The US has a 5 digit zip code with an optional 4 digit suffix. Write a regex to validate that the input is in the proper format:


Sample strings


98008
98008-4893


****


This one is fairly similar to what we’ve done in the past. The most obvious way to match the first chunk of digits (“chunk” is a regex “term of art” that refers to a section of characters that you want to match (not really…)). We can do that with :


\d{5}


And we can easily match the second version with:


\d{5}-\d{4}


I got an email recently where the writer asked, “I’ve heard that it sometimes makes more sense to use two regexes rather than a single more complex one”. Though crafting a single regex that covers all the cases can be an interesting intellectual exercise (a good idea if you want to avoid the heartbreak of flabby neurons), it sometimes makes more sense to cut your losses and simply use several regexes in sequence, and get out of work before happy hour is over.
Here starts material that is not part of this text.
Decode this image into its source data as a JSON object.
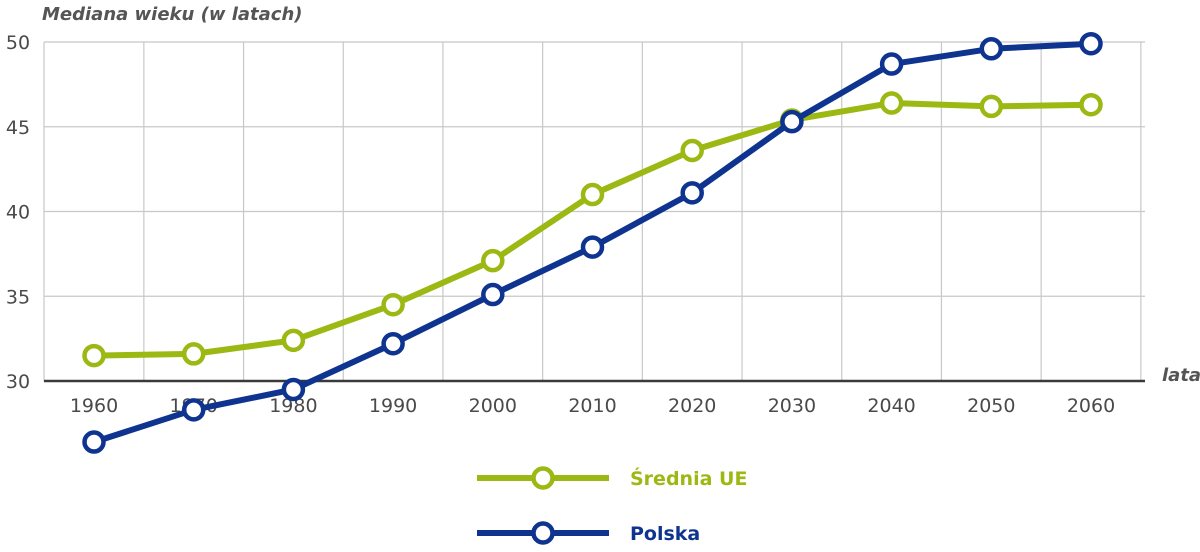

Which is a long-winded way to say that I could just declare victory at this point, but that wouldn’t be very educational (I desperately hoped to link to a .wav file of Daryl Hannah saying “edu cational” from Splash, but alas, repeated web searches proved fruitless). So, onward.


Regex provides an “or” option where you can match one of several things. To do that in this case, we would write:


^
(
\d{5}-\d{4}     # zip + 4 format
|              # or
\d{5}           # standard zip format
)
$


which would match either of these. This is a reasonable way to write this match.


The final way is to use one of the quantifiers I discussed before. If we use the “?” quantifier, we can write:


^
\d{5}           # 5 character zip code
(-\d{4})?       # optional “+4” suffix
$


I think this would be my preferred solution.


Though we used parenthesis for grouping, they actually have other uses as well in regex. Tune in next week, where the word for the day will be “capture”. Or, perhaps, “spongiferous”.


What do you think of the series so far? If you’ve used regex before, it should seem simple to you. What would you change? What would you leave the same?


 

Comments (8)

  1. Vladimit says:

    To validate an input, i was using this pattern:

    ————————

    ^d{5}(?:-d{4})?$

    ————————

    it is very similar to yours, but makes input like this:

    99999-999999999 incorrect

  2. ericgu says:

    Vladimit,

    I don’t understand your comment. The only difference between your regex and mine is that you used the non-capture "?:" inside the parenthesis.

    Eric

  3. Ron Mexico says:

    I like the series. I have already read up on regexes fairly well, but for some reason I just can’t deal with them too well. In my opinion no discussion on regex is too simple.

  4. Chris Haas says:

    I like the series, too. I’ve done some pretty deep regex before for screen scraping but I always enjoy re-learning something since I usually learn at least one new thing. And right away on the first or second day I learned about IgnorePatternWhitespace, something I always saw but never took the time to figure out what it was. The only thing that would be nice for me would be if you showed the regex in both expanded form with comments as well as the condensed one line version. After so many years of seeing single lined regular expressions I actually have a harder time reading them when you put them on multiple lines. But otherwise keep it up!

  5. dru says:

    —————–v——

    ^d{5}(?:-d{4})?$

    —————–^——

    I saw this($) as the the key element in Vladimit regex.

    Love the series. Can’t wait for Search and Replace.

  6. Steve Henke says:

    Great series. This is a nice way to gradually learn and relearn concepts that I haven’t taken the time to fully understand.

    What is the history of some of these patterns and symbols, e.g. why ^ and $? Are there pattern matching differences between .NET and other implementations, or only in way .NET classes provide for handling of searches, matches, etc.?

  7. Brian says:

    I’m enjoying the series. I’ve never really had to use regex before, though I can see where it will be useful in the future.

  8. It’s a great series. For those that don’t have regular expression experience, it is very valuable.

    I don’t have experience of this kind myself, all I’ve done is read a book or two, and I am finding the classroom format (read, assignment, discussion) to be very helpful.